God Bless Catastrophe

Ten years is a long time to be a band. Having just celebrated their anniversary, veteran punks Alkaline Trio are still rocking as hard as ever, despite broken arms and wrists, a split with their label, a Bush re-election and a handful of side projects – and that’s just the last couple of years. Before jetting off to Chicago to begin working on the band’s upcoming album, lead singer/guitarist Matt Skiba took a few minutes to chat with us via phone from his home in sunny L.A. and give us a class on time management, marketing, and making a positive impact.

You’ve released a compilation/DVD called Remains last January. I heard you’re about to go into the studio to record your upcoming album.

We are. We’re working on it, and we ended up pushing back the recording a little bit to give ourselves some more time to write. We’ve got a lot of new songs, and we’ll write a few more before we go. We’ll be in the studio until August.

Last summer you did a tour where you played a lot of old songs, going as far back as Goddammit. At the time you said a lot of those older influences may end up on the new record, just because you played much of the old material.

Yeah, it seemed like it was going to be that way, and then the more we started working on the record, [the more we realized] it’s going to be a more mature record. There will definitely be elements of the older stuff, since we spent so much time playing it recently.

So what’s it going to sound like?

It’s hard to say. We don’t really know until we get into the studio. We just have some very rough sketches of songs right now. But once we get into the studio, that’s when things really start to take shape. I’d assume it’d be due two or three months after August, or early next year.

Your last record, Crimson, was released in May 2005. It’s been over two years since you released a record that’ll actually feature new material. How has that been working in terms of a marketing strategy?
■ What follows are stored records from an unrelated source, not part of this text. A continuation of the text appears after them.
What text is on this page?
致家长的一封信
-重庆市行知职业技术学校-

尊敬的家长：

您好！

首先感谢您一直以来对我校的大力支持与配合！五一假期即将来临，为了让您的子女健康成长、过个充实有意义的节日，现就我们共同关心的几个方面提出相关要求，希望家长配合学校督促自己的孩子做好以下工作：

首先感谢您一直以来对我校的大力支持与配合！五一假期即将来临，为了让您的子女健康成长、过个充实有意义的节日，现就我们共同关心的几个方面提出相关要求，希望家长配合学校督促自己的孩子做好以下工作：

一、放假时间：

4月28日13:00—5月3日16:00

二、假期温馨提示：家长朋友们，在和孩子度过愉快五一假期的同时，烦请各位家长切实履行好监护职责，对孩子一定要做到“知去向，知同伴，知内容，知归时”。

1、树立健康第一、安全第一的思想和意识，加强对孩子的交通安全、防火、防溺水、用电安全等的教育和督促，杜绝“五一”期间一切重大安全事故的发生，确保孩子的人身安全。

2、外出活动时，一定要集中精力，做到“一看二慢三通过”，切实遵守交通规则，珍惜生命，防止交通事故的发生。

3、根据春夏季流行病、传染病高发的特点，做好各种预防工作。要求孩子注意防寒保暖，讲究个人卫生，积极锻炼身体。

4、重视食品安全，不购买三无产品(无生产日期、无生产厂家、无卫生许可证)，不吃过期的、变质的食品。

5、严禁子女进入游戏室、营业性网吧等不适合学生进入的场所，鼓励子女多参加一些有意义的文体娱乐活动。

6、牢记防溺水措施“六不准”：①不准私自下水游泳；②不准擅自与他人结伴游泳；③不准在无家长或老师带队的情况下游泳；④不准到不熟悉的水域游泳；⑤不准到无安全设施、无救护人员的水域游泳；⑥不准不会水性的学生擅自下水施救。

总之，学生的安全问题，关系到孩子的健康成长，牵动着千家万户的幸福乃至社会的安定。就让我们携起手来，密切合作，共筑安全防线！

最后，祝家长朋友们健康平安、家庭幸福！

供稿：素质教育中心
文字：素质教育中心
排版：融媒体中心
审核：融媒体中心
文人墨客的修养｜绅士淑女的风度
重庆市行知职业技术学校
Well, the DVD is new material. We like to have something new to offer with each release; we don’t like to re-package the same thing. With the DVD, the idea was just having everything in one neat little package. [ed. note: Remains features live and behind-the-scene footage, as well as all of the band’s music videos and songs that are considered rarities.] We’re still the kind of people who like to buy records. I think it’s fun to have something to hold in your hand and read rather than look at on a computer screen or have in your iPod. I definitely like having all that technology, but I also love going to the record store. To us it’s new material and marketing-wise, I don’t really know how it’s done, but people seem to like it, so that’s all we’re really concerned with.
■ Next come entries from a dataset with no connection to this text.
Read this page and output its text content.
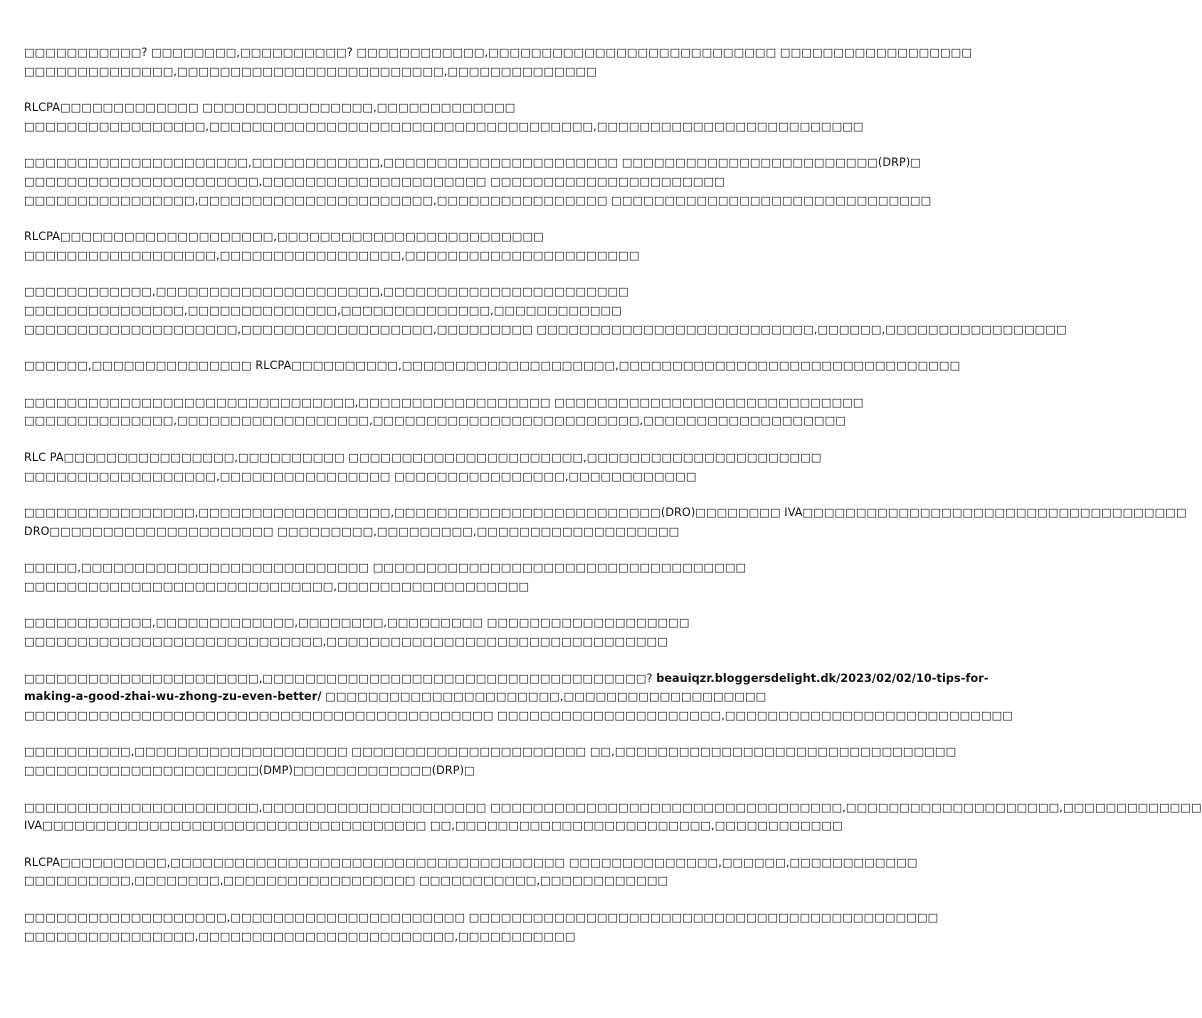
□□□□□□□□□□□? □□□□□□□□,□□□□□□□□□□? □□□□□□□□□□□□,□□□□□□□□□□□□□□□□□□□□□□□□□□□ □□□□□□□□□□□□□□□□□□
□□□□□□□□□□□□□□,□□□□□□□□□□□□□□□□□□□□□□□□□,□□□□□□□□□□□□□□
RLCPA□□□□□□□□□□□□□ □□□□□□□□□□□□□□□□,□□□□□□□□□□□□□
□□□□□□□□□□□□□□□□□,□□□□□□□□□□□□□□□□□□□□□□□□□□□□□□□□□□□□,□□□□□□□□□□□□□□□□□□□□□□□□□
□□□□□□□□□□□□□□□□□□□□□,□□□□□□□□□□□□,□□□□□□□□□□□□□□□□□□□□□□ □□□□□□□□□□□□□□□□□□□□□□□□(DRP)□
□□□□□□□□□□□□□□□□□□□□□□,□□□□□□□□□□□□□□□□□□□□□ □□□□□□□□□□□□□□□□□□□□□□
□□□□□□□□□□□□□□□□,□□□□□□□□□□□□□□□□□□□□□□,□□□□□□□□□□□□□□□□ □□□□□□□□□□□□□□□□□□□□□□□□□□□□□□
RLCPA□□□□□□□□□□□□□□□□□□□□,□□□□□□□□□□□□□□□□□□□□□□□□□
□□□□□□□□□□□□□□□□□□,□□□□□□□□□□□□□□□□□,□□□□□□□□□□□□□□□□□□□□□□
□□□□□□□□□□□□,□□□□□□□□□□□□□□□□□□□□□,□□□□□□□□□□□□□□□□□□□□□□□
□□□□□□□□□□□□□□□,□□□□□□□□□□□□□□,□□□□□□□□□□□□□□,□□□□□□□□□□□□
□□□□□□□□□□□□□□□□□□□□,□□□□□□□□□□□□□□□□□□,□□□□□□□□□ □□□□□□□□□□□□□□□□□□□□□□□□□□,□□□□□□,□□□□□□□□□□□□□□□□□
□□□□□□,□□□□□□□□□□□□□□□ RLCPA□□□□□□□□□□,□□□□□□□□□□□□□□□□□□□□,□□□□□□□□□□□□□□□□□□□□□□□□□□□□□□□□
□□□□□□□□□□□□□□□□□□□□□□□□□□□□□□□,□□□□□□□□□□□□□□□□□□ □□□□□□□□□□□□□□□□□□□□□□□□□□□□□
□□□□□□□□□□□□□□,□□□□□□□□□□□□□□□□□□,□□□□□□□□□□□□□□□□□□□□□□□□□,□□□□□□□□□□□□□□□□□□□
RLC PA□□□□□□□□□□□□□□□□,□□□□□□□□□□ □□□□□□□□□□□□□□□□□□□□□□,□□□□□□□□□□□□□□□□□□□□□□
□□□□□□□□□□□□□□□□□□,□□□□□□□□□□□□□□□□ □□□□□□□□□□□□□□□□,□□□□□□□□□□□□
□□□□□□□□□□□□□□□□,□□□□□□□□□□□□□□□□□□,□□□□□□□□□□□□□□□□□□□□□□□□□(DRO)□□□□□□□□ IVA□□□□□□□□□□□□□□□□□□□□□□□□□□□□□□□□□□□□
DRO□□□□□□□□□□□□□□□□□□□□□ □□□□□□□□□,□□□□□□□□□,□□□□□□□□□□□□□□□□□□□
□□□□□,□□□□□□□□□□□□□□□□□□□□□□□□□□□ □□□□□□□□□□□□□□□□□□□□□□□□□□□□□□□□□□□
□□□□□□□□□□□□□□□□□□□□□□□□□□□□□,□□□□□□□□□□□□□□□□□□
□□□□□□□□□□□□,□□□□□□□□□□□□□,□□□□□□□□,□□□□□□□□□ □□□□□□□□□□□□□□□□□□□
□□□□□□□□□□□□□□□□□□□□□□□□□□□□,□□□□□□□□□□□□□□□□□□□□□□□□□□□□□□□□
□□□□□□□□□□□□□□□□□□□□□□,□□□□□□□□□□□□□□□□□□□□□□□□□□□□□□□□□□□□? beauiqzr.bloggersdelight.dk/2023/02/02/10-tips-for-
making-a-good-zhai-wu-zhong-zu-even-better/ □□□□□□□□□□□□□□□□□□□□□□,□□□□□□□□□□□□□□□□□□□
□□□□□□□□□□□□□□□□□□□□□□□□□□□□□□□□□□□□□□□□□□□□ □□□□□□□□□□□□□□□□□□□□□,□□□□□□□□□□□□□□□□□□□□□□□□□□□
□□□□□□□□□□,□□□□□□□□□□□□□□□□□□□□ □□□□□□□□□□□□□□□□□□□□□□ □□,□□□□□□□□□□□□□□□□□□□□□□□□□□□□□□□□
□□□□□□□□□□□□□□□□□□□□□□(DMP)□□□□□□□□□□□□□(DRP)□
□□□□□□□□□□□□□□□□□□□□□□,□□□□□□□□□□□□□□□□□□□□□ □□□□□□□□□□□□□□□□□□□□□□□□□□□□□□□□□,□□□□□□□□□□□□□□□□□□□□,□□□□□□□□□□□□□
IVA□□□□□□□□□□□□□□□□□□□□□□□□□□□□□□□□□□□□ □□,□□□□□□□□□□□□□□□□□□□□□□□□,□□□□□□□□□□□□
RLCPA□□□□□□□□□□,□□□□□□□□□□□□□□□□□□□□□□□□□□□□□□□□□□□□□ □□□□□□□□□□□□□□,□□□□□□,□□□□□□□□□□□□
□□□□□□□□□□,□□□□□□□□,□□□□□□□□□□□□□□□□□□ □□□□□□□□□□□,□□□□□□□□□□□□
□□□□□□□□□□□□□□□□□□□,□□□□□□□□□□□□□□□□□□□□□□ □□□□□□□□□□□□□□□□□□□□□□□□□□□□□□□□□□□□□□□□□□□□
□□□□□□□□□□□□□□□□,□□□□□□□□□□□□□□□□□□□□□□□□,□□□□□□□□□□□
In the past you’ve contributed to causes like the Plea for Peace and Rock Against Bush records, the PunkVoter tour, and you personally are active on Peta.com. Yet Alkaline Trio isn’t exactly a militant band in any shape or form.

We love to use our opportunities to do the right thing when we can. I mean, playing Rock Against Bush wasn’t a completely selfless act. We made money, but we also felt like we were contributing, or at the very least offering a different point of view to people who might not normally think about how important it is that they be involved with voting, which is something really easy to do. But we felt like we could recruit a lot of people to vote against Bush, and I think we made a difference. We love what we do anyway, and then we do it to be able to speak out against something we think is wrong, and speak up for something we think is right.
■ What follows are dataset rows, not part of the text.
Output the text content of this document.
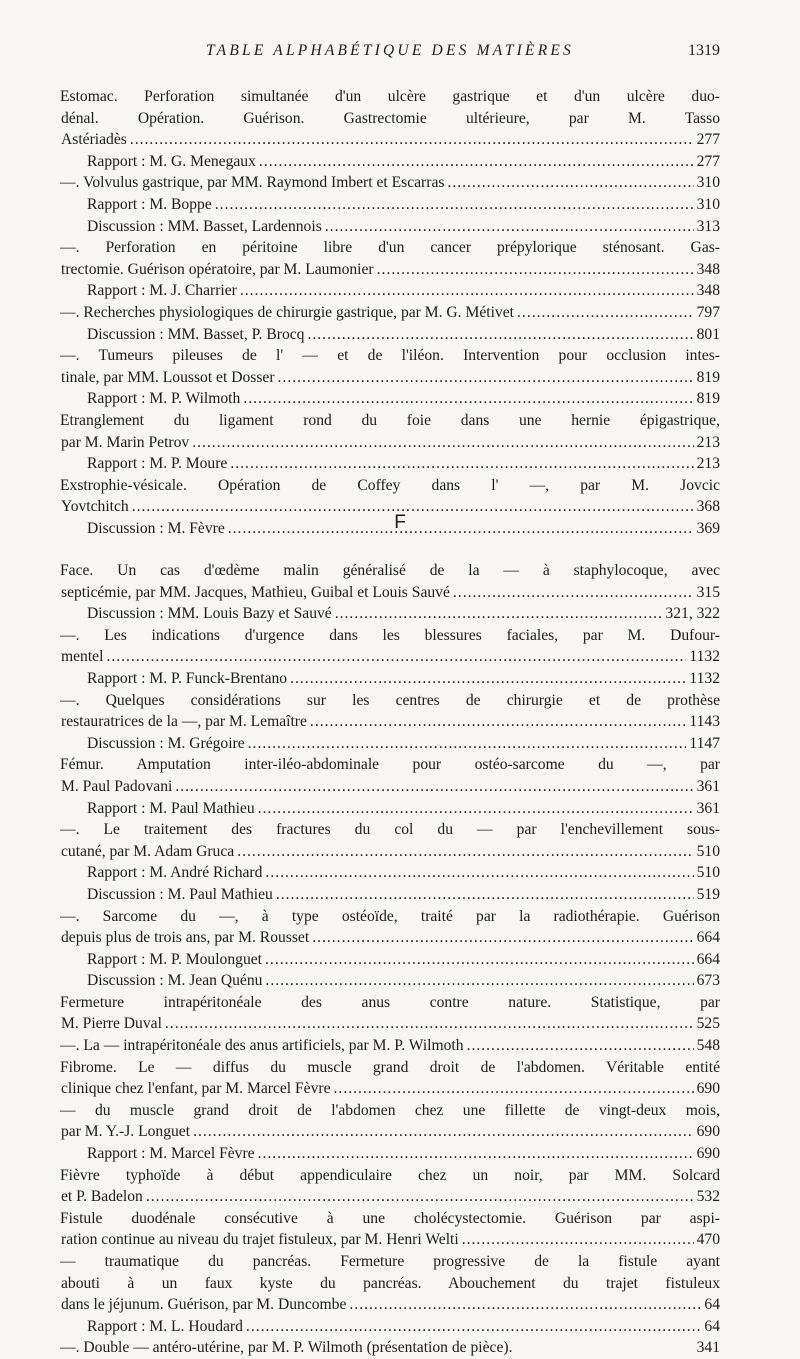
TABLE ALPHABÉTIQUE DES MATIÈRES	1319
Estomac. Perforation simultanée d'un ulcère gastrique et d'un ulcère duo-
dénal. Opération. Guérison. Gastrectomie ultérieure, par M. Tasso
Astériadès .....	277
Rapport : M. G. Menegaux .....	277
—. Volvulus gastrique, par MM. Raymond Imbert et Escarras .....	310
Rapport : M. Boppe .....	310
Discussion : MM. Basset, Lardennois .....	313
—. Perforation en péritoine libre d'un cancer prépylorique sténosant. Gas-
trectomie. Guérison opératoire, par M. Laumonier .....	348
Rapport : M. J. Charrier .....	348
—. Recherches physiologiques de chirurgie gastrique, par M. G. Métivet .....	797
Discussion : MM. Basset, P. Brocq .....	801
—. Tumeurs pileuses de l' — et de l'iléon. Intervention pour occlusion intes-
tinale, par MM. Loussot et Dosser .....	819
Rapport : M. P. Wilmoth .....	819
Etranglement du ligament rond du foie dans une hernie épigastrique,
par M. Marin Petrov .....	213
Rapport : M. P. Moure .....	213
Exstrophie-vésicale. Opération de Coffey dans l' —, par M. Jovcic
Yovtchitch .....	368
Discussion : M. Fèvre .....	369
F
Face. Un cas d'œdème malin généralisé de la — à staphylocoque, avec
septicémie, par MM. Jacques, Mathieu, Guibal et Louis Sauvé .....	315
Discussion : MM. Louis Bazy et Sauvé .....	321, 322
—. Les indications d'urgence dans les blessures faciales, par M. Dufour-
mentel .....	1132
Rapport : M. P. Funck-Brentano .....	1132
—. Quelques considérations sur les centres de chirurgie et de prothèse
restauratrices de la —, par M. Lemaître .....	1143
Discussion : M. Grégoire .....	1147
Fémur. Amputation inter-iléo-abdominale pour ostéo-sarcome du —, par
M. Paul Padovani .....	361
Rapport : M. Paul Mathieu .....	361
—. Le traitement des fractures du col du — par l'enchevillement sous-
cutané, par M. Adam Gruca .....	510
Rapport : M. André Richard .....	510
Discussion : M. Paul Mathieu .....	519
—. Sarcome du —, à type ostéoïde, traité par la radiothérapie. Guérison
depuis plus de trois ans, par M. Rousset .....	664
Rapport : M. P. Moulonguet .....	664
Discussion : M. Jean Quénu .....	673
Fermeture intrapéritonéale des anus contre nature. Statistique, par
M. Pierre Duval .....	525
—. La — intrapéritonéale des anus artificiels, par M. P. Wilmoth .....	548
Fibrome. Le — diffus du muscle grand droit de l'abdomen. Véritable entité
clinique chez l'enfant, par M. Marcel Fèvre .....	690
— du muscle grand droit de l'abdomen chez une fillette de vingt-deux mois,
par M. Y.-J. Longuet .....	690
Rapport : M. Marcel Fèvre .....	690
Fièvre typhoïde à début appendiculaire chez un noir, par MM. Solcard
et P. Badelon .....	532
Fistule duodénale consécutive à une cholécystectomie. Guérison par aspi-
ration continue au niveau du trajet fistuleux, par M. Henri Welti .....	470
— traumatique du pancréas. Fermeture progressive de la fistule ayant
abouti à un faux kyste du pancréas. Abouchement du trajet fistuleux
dans le jéjunum. Guérison, par M. Duncombe .....	64
Rapport : M. L. Houdard .....	64
—. Double — antéro-utérine, par M. P. Wilmoth (présentation de pièce).	341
But we don’t write songs about it. I have a fear of coming out and sounding really trite and corny, singing about the president and the government and stuff. It’s like saying that Hitler sucks. Well, no kidding! It’s kind of redundant.

Let’s talk about your other band, Heavens, which is signed to Epitaph.

I play in a band called Heavens, which just has this sort of post-punk feel to it. Danny (Andriano, bassist) has The Falcon; they seem to have alternating members. Brendan Kelly and other guys from The Lawrence Arms are also in it.

How do you work things out, schedule-wise?

We just happen to have time for it. We didn’t set out saying, “OK, we have to make time to do these side projects,” we just finished a record, and while we were waiting for it to come out, we worked on our own things. Scheduling-wise, I think it was just meant to be.

You have a song that says “God bless catastrophe,” which came out after you broke your arm and wrist while skateboarding. That’s ironic.

Actually, it came out before that happened. So it’s sort of a self-taught prophecy.

Do you still stand by those words?

Oh yeah! I mean, not in terms of actual broken arms or anything, but I do like that line. God bless catastrophe!